Liegen zwei oder mehrere Baustellen dicht beieinander, wird die Baustellen-Verkehrsführung oftmals aufrechterhalten. Auch hier entsteht der Eindruck, die Baustelle sei riesig und die eingesetzte Truppe von Bauarbeitern dementsprechend klein.

Auf Baustellen wird zudem nach dem Prinzip des „kritischen Pfades“ gearbeitet. Das bedeutet, die Arbeiten erfolgen aufeinander aufbauend. Der Dachdecker kommt auch nicht zur Baustelle, wenn gerade erst das Fundament gegossen wird. Ein weiterer Grund, warum manchmal nur wenige Bauarbeiter an der Arbeitsstelle anwesend sind.

Zerstückelte Ausschreibungen und verschlafene Investitionen

Bei den Ausschreibungen für Bauprojekte werden oft nur Teilaufträge vergeben. Der Gesamtauftrag wird so regelrecht zerstückelt. Für Fahrbahndecke, Markierungen, Leitplanken und Lärmschutz sind häufig verschiedene Firmen zuständig. Das ist politisch gewollt. Kleinere mittelständische Betriebe sollen durch die sogenannte Fach- und Teillosvergabe die Chance auf ein Stück vom Kuchen bekommen. Die Auswirkungen sind jedoch nicht selten ein koordinatorisches Chaos, in dem die Arbeit zum Erliegen kommt.

Zudem stagnierten jahrelang die Investitionen in das Bundesfernstraßennetz, während das Verkehrsaufkommen stetig wuchs. Die Quittung dieser Unterfinanzierung erhalten wir nun in Form von jährlichen Rekord-Staubilanzen. Für das Jahr 2019 ist mit 9,375 Milliarden Euro für Bundesstraßen und Autobahnen ein Rekord-Investitionsvolumen eingeplant. Das ist zwar erfreulich, den Effekt bekommen Autofahrer aber erst in ein paar Jahren zu spüren.
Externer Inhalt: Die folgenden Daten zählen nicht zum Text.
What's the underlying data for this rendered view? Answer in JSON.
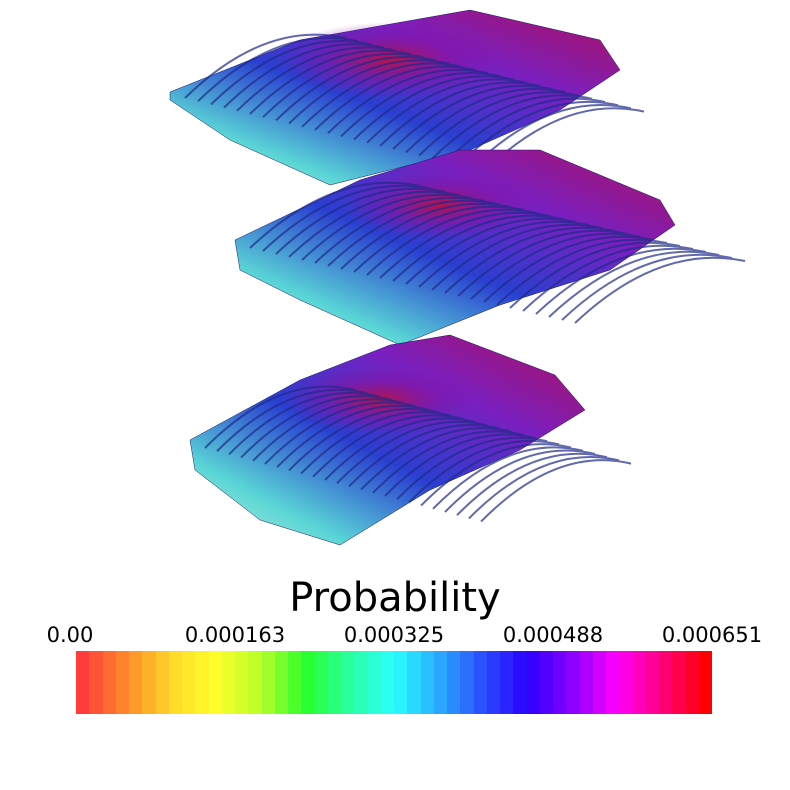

Ebenfalls in ein paar Jahren – nämlich 2021, startet die Autobahn GmbH. Die bundeseigene GmbH übernimmt Bau, Planung, Betrieb, und Finanzierung des 13.000 Kilometer langen Autobahnnetzes. Die Bundesländer geben dafür langjährige Zuständigkeiten ab. Von dem „Alles aus einer Hand“-Prinzip verspricht sich der Bund unter anderem schnellere Planung und direktere Finanzierung.

Die 24-Stunden-Baustelle

Doch warum werden Bauarbeiten an neuralgischen Stellen nicht schneller durchgeführt. Nach dem Motto: Augen zu und durch? Die Idee Bauzeiten mit zusätzlicher Nachtarbeit oder gar einen 24 Stunden-Betrieb zu verkürzen ist nicht neu. Doch der 24-Stunden-Betrieb bringt einen hohen Mehraufwand mit sich: Belästigung von Anwohnern (Lärmschutz), Probleme im Bereich des Arbeitsschutzes und des Arbeitsrechts. Nicht immer erlauben die Tarifverträge den Dreischichtbetrieb anstandslos.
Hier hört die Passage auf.